Publié le 23 décembre 2017 | Écrit par Claude Delbos

[…] QU’EST DEVENU L’HUMANISME AU 21ème SIÈCLE ? Avec la philosophie des


Lumières, le 18ème siècle a ouvert l’ère de l’humanisme universaliste. Mais à la fin du 19ème
siècle, le mot humanisme, dénaturé par les progrès d’un scientisme déshumanisé, ne
recouvrait plus finalement, qu’un appel au respect de la personne humaine. L’humanisme,
s’attachant à la mise en valeur de l’homme « par les seules forces humaines », était compris
comme une théorie philosophique excluant toute transcendance. En réaction, cette conception
provoquait le rejet de l’humanisme, par ceux qui sont attachés à la conception religieuse, ou
même simplement spiritualiste, de l’homme.
Dans ces conditions, l’humanisme universaliste, restait-il la valeur sur laquelle miser, pour le
bonheur de l’être humain et l’harmonie des sociétés humaines ?
Après la 2ème Guerre Mondiale, on parla d’humanisme marxiste et d’humanisme
existentialiste. Mais, de plus en plus, d’humanisme chrétien, ou religieux, comme alternative
au marxisme communiste. L’humanisme se diversifiait et perdait sa valeur universaliste.

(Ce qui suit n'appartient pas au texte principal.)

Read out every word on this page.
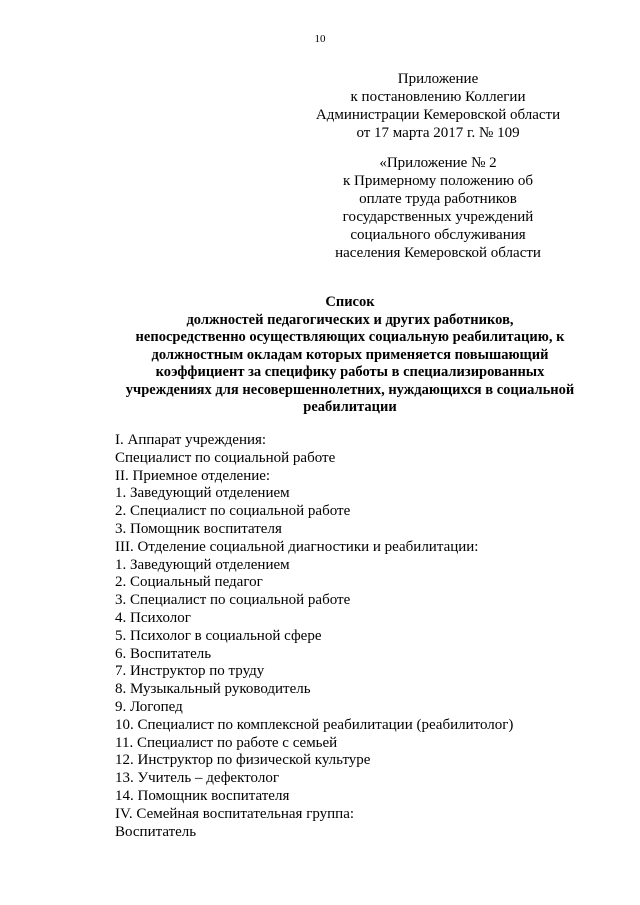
10
Приложение
к постановлению Коллегии
Администрации Кемеровской области
от 17 марта 2017 г. № 109
«Приложение № 2
к Примерному положению об
оплате труда работников
государственных учреждений
социального обслуживания
населения Кемеровской области
Список
должностей педагогических и других работников,
непосредственно осуществляющих социальную реабилитацию, к
должностным окладам которых применяется повышающий
коэффициент за специфику работы в специализированных
учреждениях для несовершеннолетних, нуждающихся в социальной
реабилитации
I. Аппарат учреждения:
Специалист по социальной работе
II. Приемное отделение:
1. Заведующий отделением
2. Специалист по социальной работе
3. Помощник воспитателя
III. Отделение социальной диагностики и реабилитации:
1. Заведующий отделением
2. Социальный педагог
3. Специалист по социальной работе
4. Психолог
5. Психолог в социальной сфере
6. Воспитатель
7. Инструктор по труду
8. Музыкальный руководитель
9. Логопед
10. Специалист по комплексной реабилитации (реабилитолог)
11. Специалист по работе с семьей
12. Инструктор по физической культуре
13. Учитель – дефектолог
14. Помощник воспитателя
IV. Семейная воспитательная группа:
Воспитатель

À la fin du 20ème siècle, le postmodernisme proposait carrément le rejet de l’humanisme des
Lumières. Face au communautarisme religieux, au relativisme, au différentialisme [10], face à
toutes ces oppositions postmodernes, à l’universalisme humaniste, où trouver la clé de la
relation pacifique à l’Autre ?
Cette désaffection du concept d’humanisme, conduit à son réexamen, et à poser cette
question : L’humanisme « dans une forme universaliste », fidèle à l’esprit des Lumières, peut-il
être une éthique pour l’avenir ?
En réponse à la question de la religion, il faut admettre que l’on peut avoir une religion et être
humaniste. Mais admettre aussi que l’on peut être humaniste, sans avoir de religion. La
spiritualité est déterminée par la nature métaphysique des questions qui occupent la pensée,
et non par les réponses qui leur sont données. Ces réponses peuvent être celles d’une
religion, mais elles peuvent aussi, être personnelles. Une conception humaniste de la
spiritualité, consiste dans la reconnaissance, et la tolérance, de la liberté absolue de
conscience. Une vie morale sans religion, fondée sur un humanisme éclairé, est donc possible
!
Alors, à la prospective extrapolant la dérive postmoderne de nos sociétés, est-il
possible d’opposer une utopie universaliste, fondée sur les principes de l’humanisme ? Dans
l’histoire de l’humanité on peut voir une constante de son évolution, en considérant que, de
siècle en siècle, l’humanité a fini par imposer la primauté de l’autonomie individuelle, sur toute
autre valeur [1]. Toutefois, compte tenu de l’augmentation démographique de l’humanité, de
son urbanisation, et de sa globalisation, l’organisation sociale et la solidarité, devraient être
ressenties comme de plus en plus nécessaires, en même temps que la liberté individuelle.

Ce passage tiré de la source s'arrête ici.